After purchasing what I thought were all the ingredients, I realised I had overlooked red lentils, which Leyla told me were an intergral part of this recipe. I decided to replace these with a tin of chopped tomatoes, which if nothing else created the characteristic red mulligatawny hue that we all know and love, if none of the actual taste. To beef it out a bit I added some pasta twists which did achieve this beefing aim but also did go a bit slimy due to overcooking. When I finished chopping all the bits for the soup I then realised it had to simmer for an hour and a quarter, this realisation came at 10pm, the mulligatawny was starting to show me why it is often known to soup lovers as one of most testing soups to make, not only in terms of the extensive ingredients list but also the cooking duration. After an hour and a quarter of simmering, the chicken had to be removed from the bone and re-added to the soup and returned to boiling. At around midnight, it was complete.

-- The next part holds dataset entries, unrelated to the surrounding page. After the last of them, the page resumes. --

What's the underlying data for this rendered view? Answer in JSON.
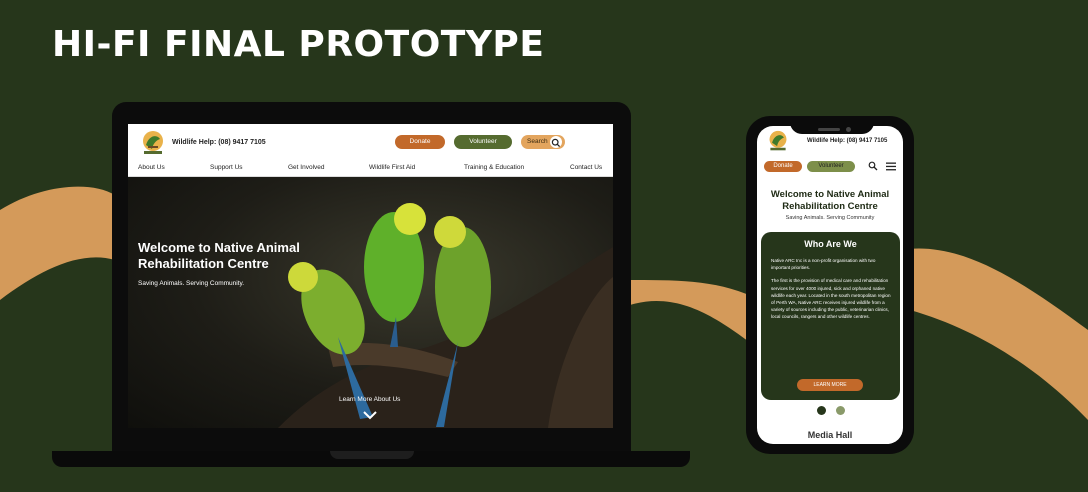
{
  "page_title": "HI-FI FINAL PROTOTYPE",
  "colors": {
    "background": "#26361b",
    "accent_orange": "#c2692a",
    "accent_green": "#556b2f",
    "swoosh": "#d49a5a"
  },
  "desktop": {
    "wildlife_help": "Wildlife Help: (08) 9417 7105",
    "donate_label": "Donate",
    "volunteer_label": "Volunteer",
    "search_label": "Search",
    "nav": [
      "About Us",
      "Support Us",
      "Get Involved",
      "Wildlife First Aid",
      "Training & Education",
      "Contact Us"
    ],
    "hero_title": "Welcome to Native Animal Rehabilitation Centre",
    "hero_subtitle": "Saving Animals. Serving Community.",
    "learn_more_label": "Learn More About Us"
  },
  "mobile": {
    "wildlife_help": "Wildlife Help: (08) 9417 7105",
    "donate_label": "Donate",
    "volunteer_label": "Volunteer",
    "hero_title": "Welcome to Native Animal Rehabilitation Centre",
    "hero_subtitle": "Saving Animals. Serving Community",
    "card_title": "Who Are We",
    "card_para1": "Native ARC Inc is a non-profit organisation with two important priorities.",
    "card_para2": "The first is the provision of medical care and rehabilitation services for over 4000 injured, sick and orphaned native wildlife each year. Located in the south metropolitan region of Perth WA, Native ARC receives injured wildlife from a variety of sources including the public, veterinarian clinics, local councils, rangers and other wildlife centres.",
    "learn_more_label": "LEARN MORE",
    "media_hall_title": "Media Hall"
  }
}
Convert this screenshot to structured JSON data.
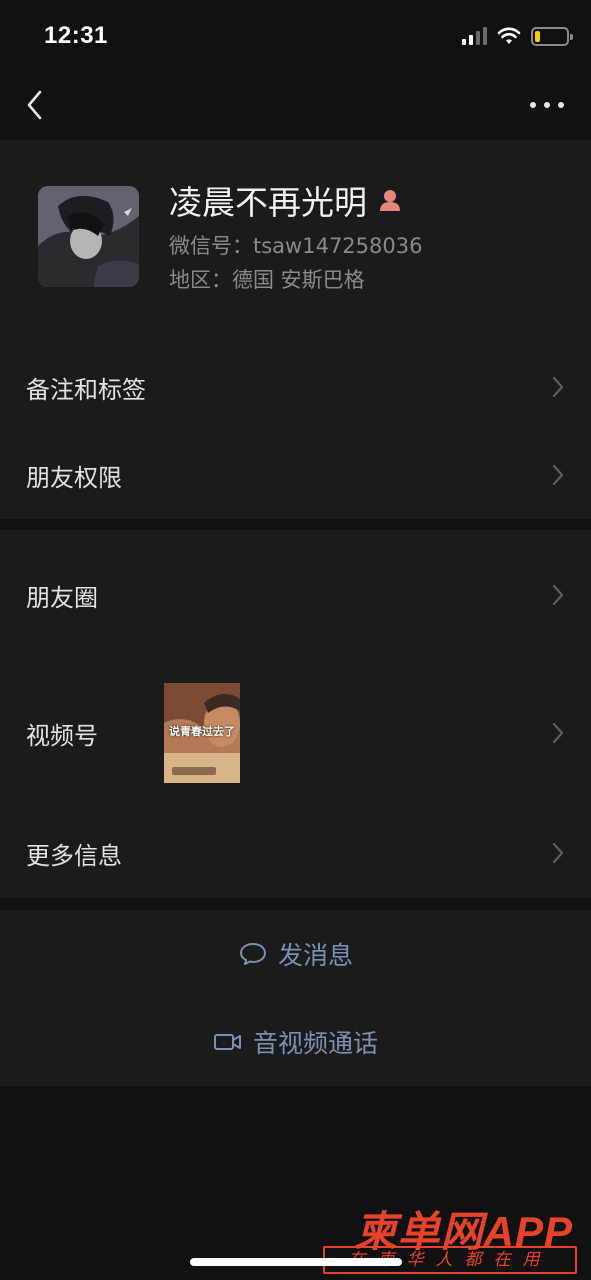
{
  "status_bar": {
    "time": "12:31",
    "signal_bars": 4,
    "signal_active": 2,
    "battery_level": 0.15,
    "battery_color": "#f5d000"
  },
  "nav": {
    "back_icon": "chevron-left-icon",
    "more_icon": "more-dots-icon"
  },
  "profile": {
    "name": "凌晨不再光明",
    "gender_icon": "female-icon",
    "wechat_id": "微信号：tsaw147258036",
    "region": "地区：德国 安斯巴格"
  },
  "rows": {
    "remark_tags": "备注和标签",
    "friend_permissions": "朋友权限",
    "moments": "朋友圈",
    "channels": "视频号",
    "channels_thumb_text": "说青春过去了",
    "more_info": "更多信息"
  },
  "actions": {
    "send_message": "发消息",
    "send_message_icon": "chat-bubble-icon",
    "video_call": "音视频通话",
    "video_call_icon": "video-camera-icon",
    "accent_color": "#7d90b4"
  },
  "watermark": {
    "logo": "柬单网APP",
    "tagline": "在柬华人都在用",
    "color": "#e8422b"
  }
}
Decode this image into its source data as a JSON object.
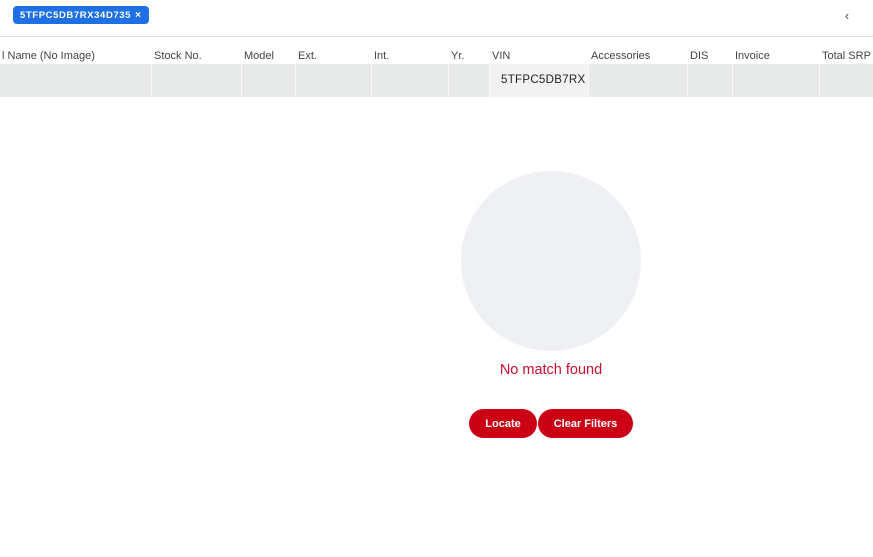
{
  "filter_chip": {
    "label": "5TFPC5DB7RX34D735",
    "close_glyph": "×"
  },
  "collapse_button": {
    "glyph": "‹"
  },
  "table": {
    "columns": [
      "l Name (No Image)",
      "Stock No.",
      "Model",
      "Ext.",
      "Int.",
      "Yr.",
      "VIN",
      "Accessories",
      "DIS",
      "Invoice",
      "Total SRP"
    ],
    "row": [
      "",
      "",
      "",
      "",
      "",
      "",
      "5TFPC5DB7RX",
      "",
      "",
      "",
      ""
    ]
  },
  "empty_state": {
    "message": "No match found",
    "locate_label": "Locate",
    "clear_filters_label": "Clear Filters"
  },
  "colors": {
    "chip_bg": "#1f6fe5",
    "accent_red": "#cc0015",
    "message_red": "#c8102e",
    "row_bg": "#e8e9e9",
    "circle_bg": "#eff0f3"
  }
}
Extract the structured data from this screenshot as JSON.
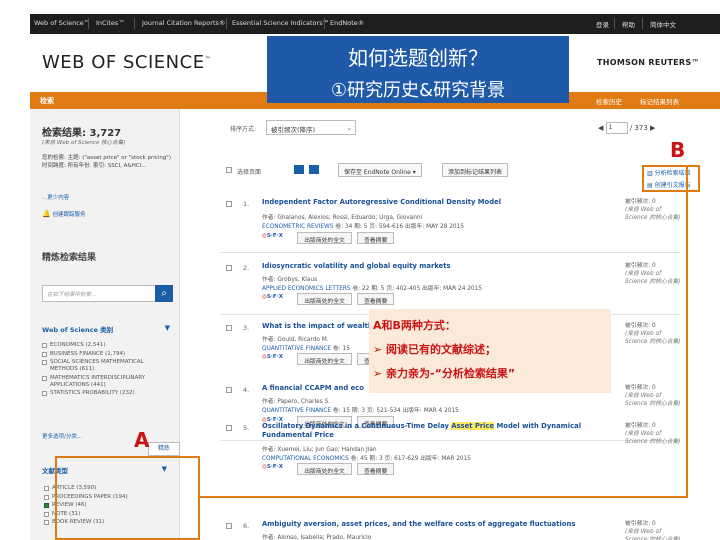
{
  "topbar": {
    "links": [
      "Web of Science™",
      "InCites™",
      "Journal Citation Reports®",
      "Essential Science Indicators℠",
      "EndNote®"
    ],
    "right": [
      "登录",
      "帮助",
      "简体中文"
    ]
  },
  "header": {
    "logo": "WEB OF SCIENCE",
    "logo_tm": "™",
    "brand": "THOMSON REUTERS™"
  },
  "title_box": {
    "line1": "如何选题创新？",
    "line2": "①研究历史&研究背景"
  },
  "navbar": {
    "left": "检索",
    "right": [
      "检索历史",
      "标记结果列表"
    ]
  },
  "sidebar": {
    "result_count": "检索结果: 3,727",
    "source": "(来自 Web of Science 核心合集)",
    "query": "您的检索: 主题: (\"asset price\" or \"stock pricing\") 时间跨度: 所有年份. 索引: SSCI, A&HCI...",
    "more": "...更少内容",
    "alert": "创建跟踪服务",
    "refine_title": "精炼检索结果",
    "search_placeholder": "在如下结果中检索...",
    "category_header": "Web of Science 类别",
    "categories": [
      "ECONOMICS (2,541)",
      "BUSINESS FINANCE (1,794)",
      "SOCIAL SCIENCES MATHEMATICAL METHODS (611)",
      "MATHEMATICS INTERDISCIPLINARY APPLICATIONS (441)",
      "STATISTICS PROBABILITY (232)"
    ],
    "more_categories": "更多选项/分类...",
    "refine_button": "精炼",
    "doctype_header": "文献类型",
    "doctypes": [
      {
        "label": "ARTICLE (3,590)",
        "checked": false
      },
      {
        "label": "PROCEEDINGS PAPER (194)",
        "checked": false
      },
      {
        "label": "REVIEW (46)",
        "checked": true
      },
      {
        "label": "NOTE (31)",
        "checked": false
      },
      {
        "label": "BOOK REVIEW (31)",
        "checked": false
      }
    ]
  },
  "sortbar": {
    "label": "排序方式:",
    "selected": "被引频次(降序)",
    "page": "1",
    "page_total": "/ 373",
    "prev": "◀",
    "next": "▶"
  },
  "toolbar": {
    "select_page": "选择页面",
    "endnote": "保存至 EndNote Online",
    "add_marked": "添加到标记结果列表",
    "analyze": "分析检索结果",
    "citation_report": "创建引文报告"
  },
  "records": [
    {
      "num": "1.",
      "title": "Independent Factor Autoregressive Conditional Density Model",
      "authors": "作者: Ghalanos, Alexios; Rossi, Eduardo; Urga, Giovanni",
      "source": "ECONOMETRIC REVIEWS",
      "meta": " 卷: 34  期: 5  页: 594-616  出版年: MAY 28 2015",
      "full_text": "出版商处的全文",
      "abstract": "查看摘要",
      "cited": "被引频次: 0",
      "cited_src": "(来自 Web of Science 的核心合集)"
    },
    {
      "num": "2.",
      "title": "Idiosyncratic volatility and global equity markets",
      "authors": "作者: Grobys, Klaus",
      "source": "APPLIED ECONOMICS LETTERS",
      "meta": " 卷: 22  期: 5  页: 402-405  出版年: MAR 24 2015",
      "full_text": "出版商处的全文",
      "abstract": "查看摘要",
      "cited": "被引频次: 0",
      "cited_src": "(来自 Web of Science 的核心合集)"
    },
    {
      "num": "3.",
      "title": "What is the impact of wealth",
      "authors": "作者: Gould, Ricardo M.",
      "source": "QUANTITATIVE FINANCE",
      "meta": " 卷: 15",
      "full_text": "出版商处的全文",
      "abstract": "查看摘要",
      "cited": "被引频次: 0",
      "cited_src": "(来自 Web of Science 的核心合集)"
    },
    {
      "num": "4.",
      "title": "A financial CCAPM and eco",
      "authors": "作者: Papero, Charles S.",
      "source": "QUANTITATIVE FINANCE",
      "meta": " 卷: 15  期: 3  页: 521-534  出版年: MAR 4 2015",
      "full_text": "出版商处的全文",
      "abstract": "查看摘要",
      "cited": "被引频次: 0",
      "cited_src": "(来自 Web of Science 的核心合集)"
    },
    {
      "num": "5.",
      "title_pre": "Oscillatory Dynamics in a Continuous-Time Delay ",
      "title_hl": "Asset Price",
      "title_post": " Model with Dynamical Fundamental Price",
      "authors": "作者: Xuemei, Liu; Jun Gao; Handan Jian",
      "source": "COMPUTATIONAL ECONOMICS",
      "meta": " 卷: 45  期: 3  页: 617-629  出版年: MAR 2015",
      "full_text": "出版商处的全文",
      "abstract": "查看摘要",
      "cited": "被引频次: 0",
      "cited_src": "(来自 Web of Science 的核心合集)"
    },
    {
      "num": "6.",
      "title": "Ambiguity aversion, asset prices, and the welfare costs of aggregate fluctuations",
      "authors": "作者: Alonso, Isabella; Prado, Mauricio",
      "cited": "被引频次: 0",
      "cited_src": "(来自 Web of Science 的核心合集)"
    }
  ],
  "annotation": {
    "heading": "A和B两种方式：",
    "item1": "➢  阅读已有的文献综述；",
    "item2": "➢  亲力亲为-“分析检索结果”"
  },
  "labels": {
    "a": "A",
    "b": "B"
  }
}
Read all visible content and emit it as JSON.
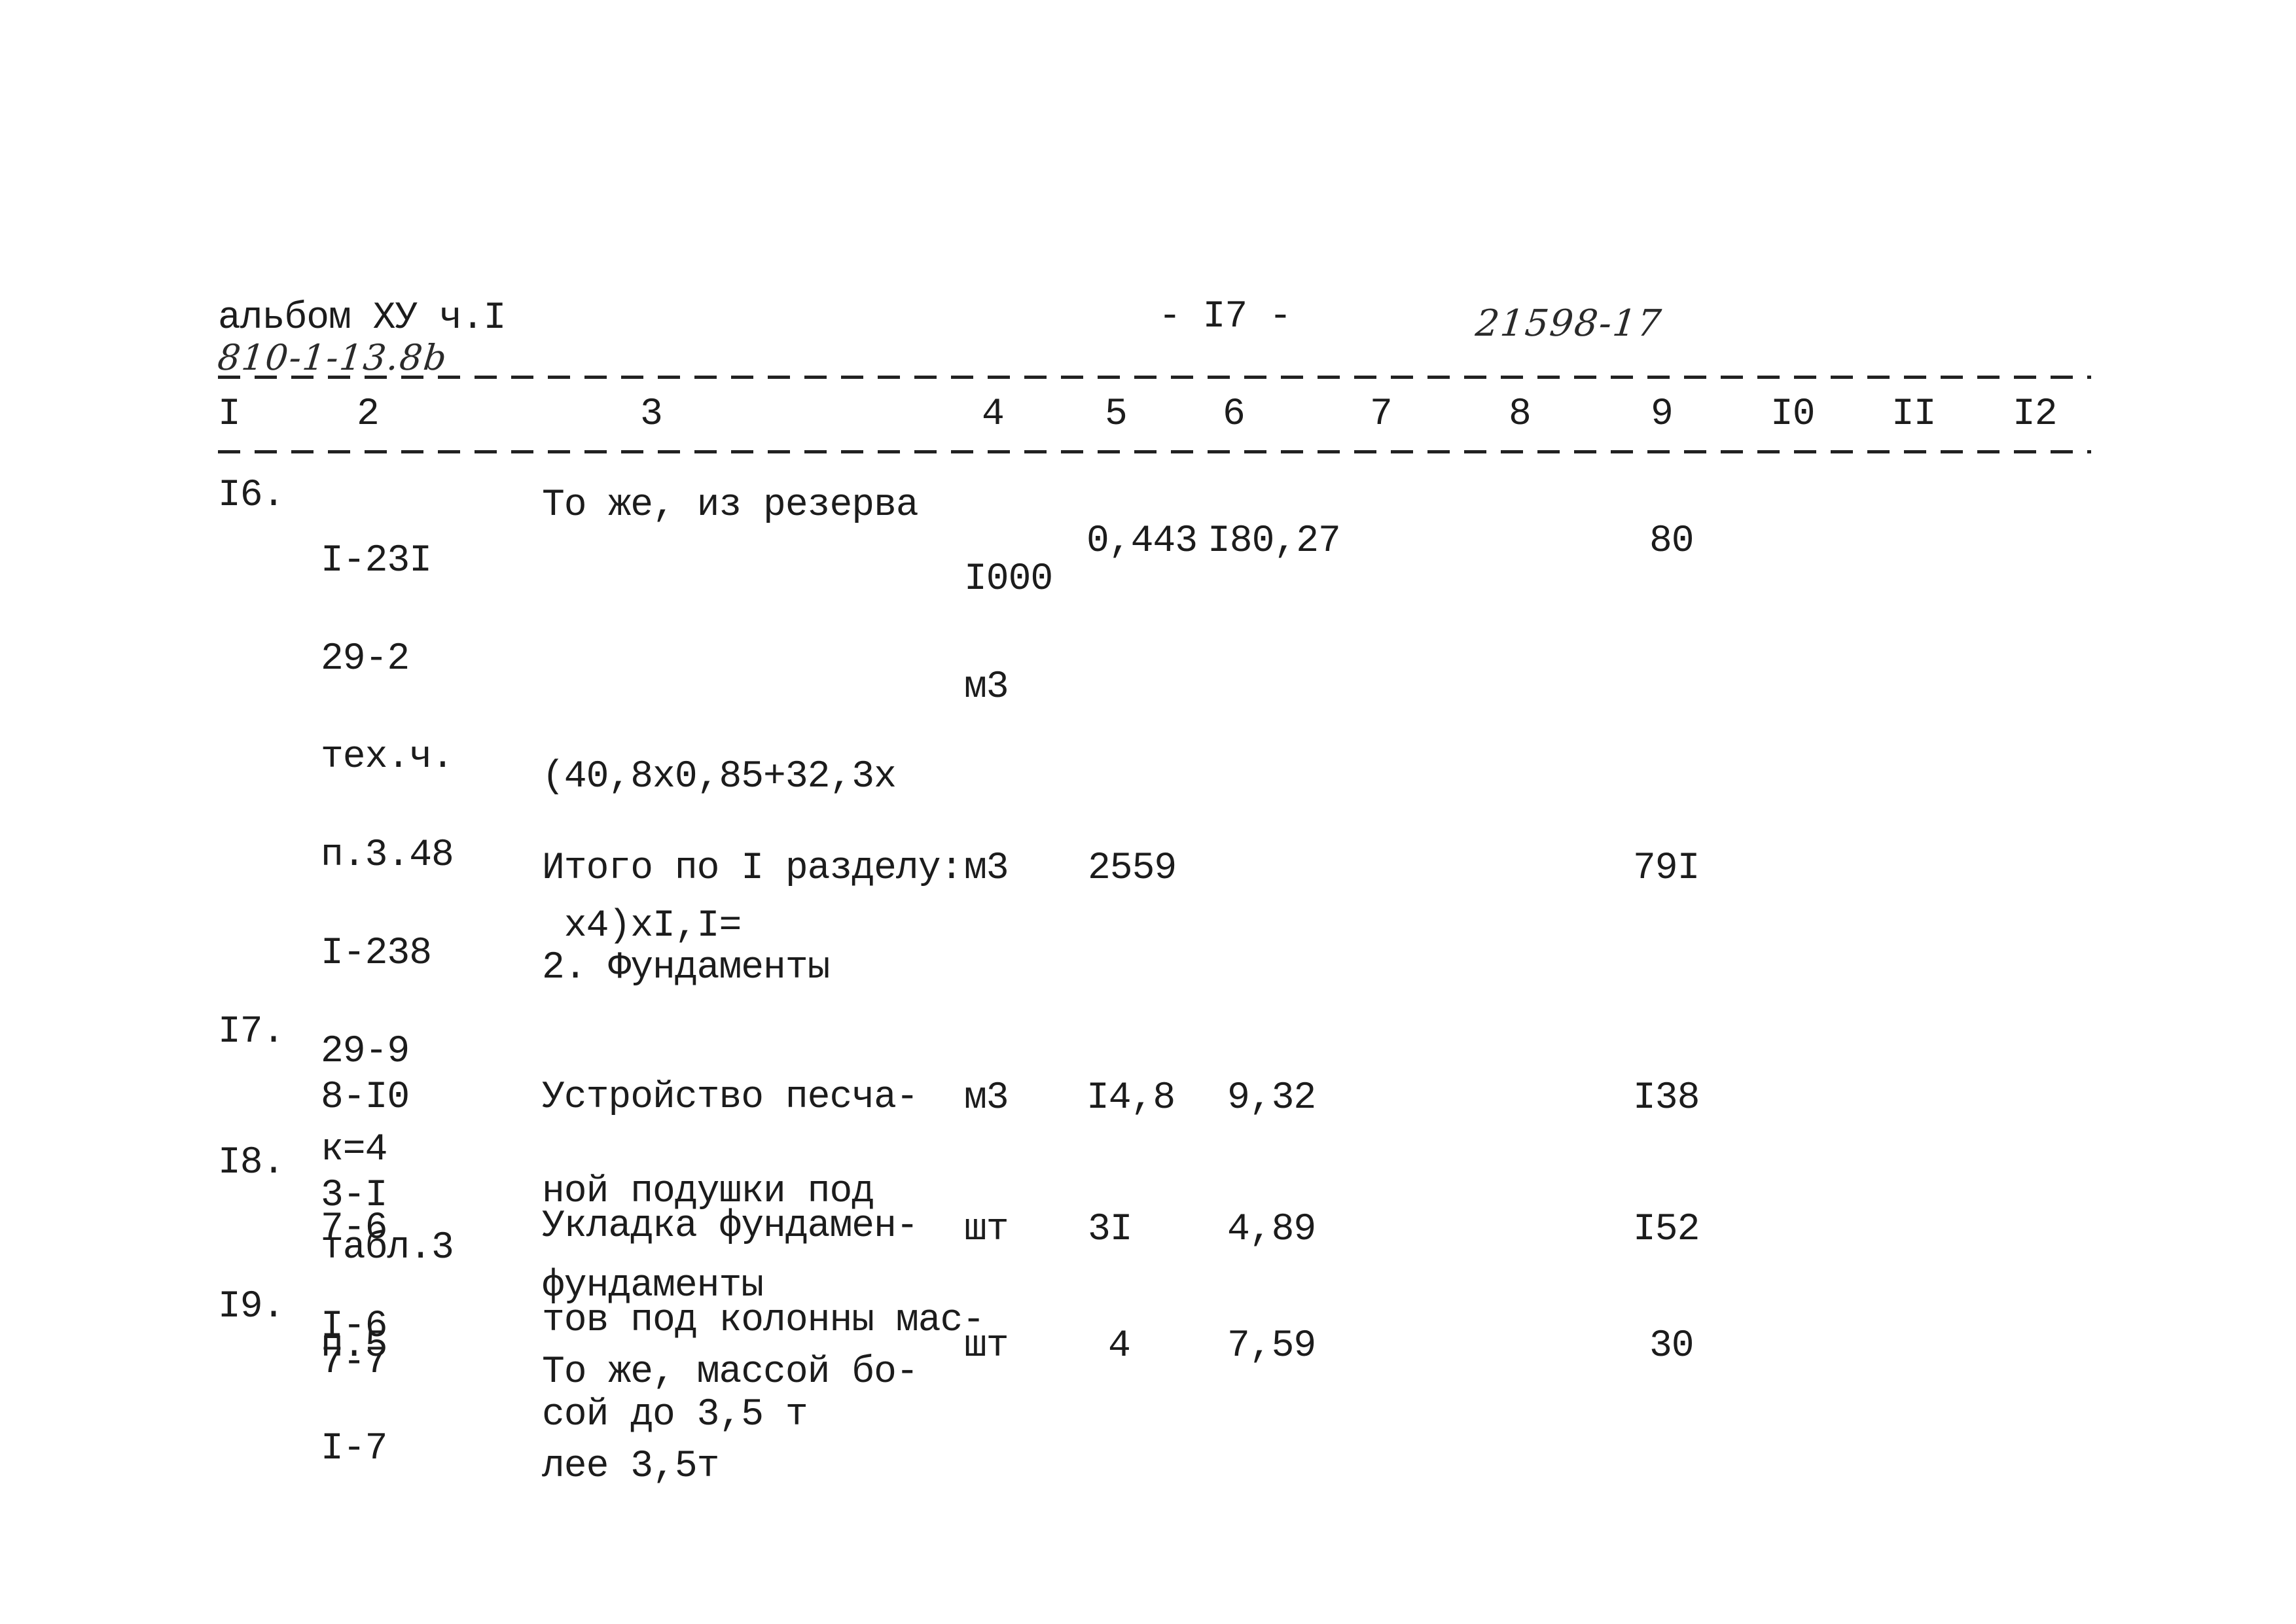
{
  "header": {
    "album": "альбом ХУ ч.I",
    "handwritten_code": "810-1-13.8b",
    "page_number": "- I7 -",
    "handwritten_number": "21598-17"
  },
  "columns": [
    "I",
    "2",
    "3",
    "4",
    "5",
    "6",
    "7",
    "8",
    "9",
    "I0",
    "II",
    "I2"
  ],
  "rows": [
    {
      "num": "I6.",
      "codes": [
        "I-23I",
        "29-2",
        "тех.ч.",
        "п.3.48",
        "I-238",
        "29-9",
        "к=4",
        "табл.3",
        "п.5"
      ],
      "description": [
        "То же, из резерва"
      ],
      "formula": [
        "(40,8х0,85+32,3х",
        " х4)хI,I="
      ],
      "unit": [
        "I000",
        "м3"
      ],
      "col5": "0,443",
      "col6": "I80,27",
      "col9": "80"
    },
    {
      "total_label": "Итого по I разделу:",
      "unit": "м3",
      "col5": "2559",
      "col9": "79I"
    },
    {
      "section_title": "2. Фундаменты"
    },
    {
      "num": "I7.",
      "codes": [
        "8-I0",
        "3-I"
      ],
      "description": [
        "Устройство песча-",
        "ной подушки под",
        "фундаменты"
      ],
      "unit": "м3",
      "col5": "I4,8",
      "col6": "9,32",
      "col9": "I38"
    },
    {
      "num": "I8.",
      "codes": [
        "7-6",
        "I-6"
      ],
      "description": [
        "Укладка фундамен-",
        "тов под колонны мас-",
        "сой до 3,5 т"
      ],
      "unit": "шт",
      "col5": "3I",
      "col6": "4,89",
      "col9": "I52"
    },
    {
      "num": "I9.",
      "codes": [
        "7-7",
        "I-7"
      ],
      "description": [
        "То же, массой бо-",
        "лее 3,5т"
      ],
      "unit": "шт",
      "col5": "4",
      "col6": "7,59",
      "col9": "30"
    }
  ]
}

n.b I also did not have any cloves, so those were omitted and I just used ground peppercorns instead of whole pepper corns, we’re unsure if therefore it can truly be a mulligatawny but have re-named this version mulligalawzy or muldoonigatawny.
Verdict: The soup turned out to be delicious, very hearty and warming on a cold winter’s day. It had a sort of curried sweet taste, a little like coronation chicken and “buddery”(buttery). *edit* Leyla thinks it’s nicer than coronation chicken-something which she hates.